How to quit from a script?

hi all,

I am facing problem in shell scripting while using exit command, when ever i run a file using . ./<filename>, when i run the sae script as sh <filename> the script does not close the windows. since my script has function calls i have to use . ./ <filename>.

Could any one tell me where i am going wrong?

Thanks

Post the script here.

When you use 'sh script' you're invoking another shell to run the script while '. ./script' uses the current shell to parse the script.

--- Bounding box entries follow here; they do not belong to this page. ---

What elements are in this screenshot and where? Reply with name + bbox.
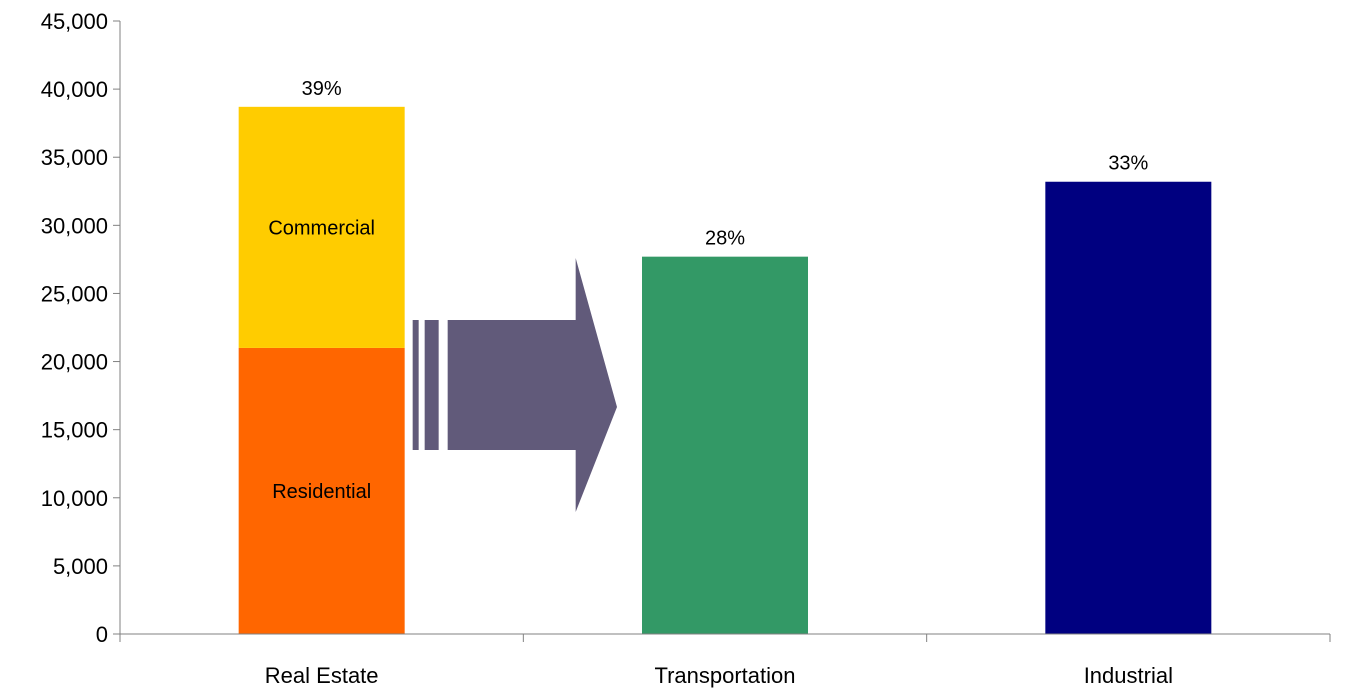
x-tick-label: Industrial	[1084, 663, 1173, 688]
y-tick-label: 10,000	[41, 486, 108, 511]
y-tick-label: 40,000	[41, 77, 108, 102]
data-label: 33%	[1108, 153, 1148, 175]
y-tick-label: 15,000	[41, 418, 108, 443]
bars-layer	[238, 106, 1212, 634]
segment-label-residential: Residential	[272, 481, 371, 503]
data-label: 39%	[302, 78, 342, 100]
y-tick-label: 35,000	[41, 145, 108, 170]
transfer-arrow	[412, 258, 617, 512]
y-tick-label: 45,000	[41, 9, 108, 34]
bar-real-estate-residential	[238, 347, 405, 634]
bar-industrial-residential	[1045, 181, 1212, 634]
bar-real-estate-commercial	[238, 106, 405, 348]
arrow-stripe	[412, 320, 419, 450]
data-label: 28%	[705, 228, 745, 250]
y-tick-label: 30,000	[41, 213, 108, 238]
y-tick-label: 25,000	[41, 281, 108, 306]
x-tick-label: Real Estate	[265, 663, 379, 688]
y-tick-label: 20,000	[41, 350, 108, 375]
labels-layer: 0 5,000 10,000 15,000 20,000 25,000 30,000 35,0…	[41, 9, 1173, 688]
decoration-layer	[412, 258, 617, 512]
bar-transportation-residential	[642, 256, 808, 634]
axes-layer	[113, 20, 1331, 642]
y-tick-label: 5,000	[53, 554, 108, 579]
arrow-stripe	[424, 320, 439, 450]
segment-label-commercial: Commercial	[268, 217, 375, 239]
y-tick-label: 0	[96, 622, 108, 647]
x-tick-label: Transportation	[654, 663, 795, 688]
arrow-body	[447, 258, 617, 512]
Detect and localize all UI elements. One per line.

sorry for the slight delay, had to write a new one to give it to you all. this is in essence the logic of my script.

function hello
{
echo "testing exit"
res=$?
return $res
}
# main
hello
if [ $res -eq 0 ] ; then
exit 1;
fi

The debug code is self explanatory

% ksh -x hello.sh
+ hello
testing exit
+ [ 0 -eq 0 ]
+ exit 1
                                                                                                                                                                                                              sh 
sh -x hello.sh
+ function hello
hello.sh: function: not found
+ echo testing exit
testing exit
res=0
+ return 0
hello.sh: cannot return when not in function

I am well aware of the useage of sh and . ./ when i use exit 1 without a function call and run the script, the script doesnt close the putty session, however when i run the script with a function and now i use . ./ the script closes the putty session.

How could I avoid it?

Thanks.

This is by design. The script is not supposed to close your putty session (it closes its own subshell). If you are sourcing the script (using . ) then it is, since you are calling exit in your current shell environment so it will close that.

:eek:

function hello ()
{
....

The correct syntax is either

name () {
}

or if the shell allows it:

function name { 
}

So I do not think there is a problem there.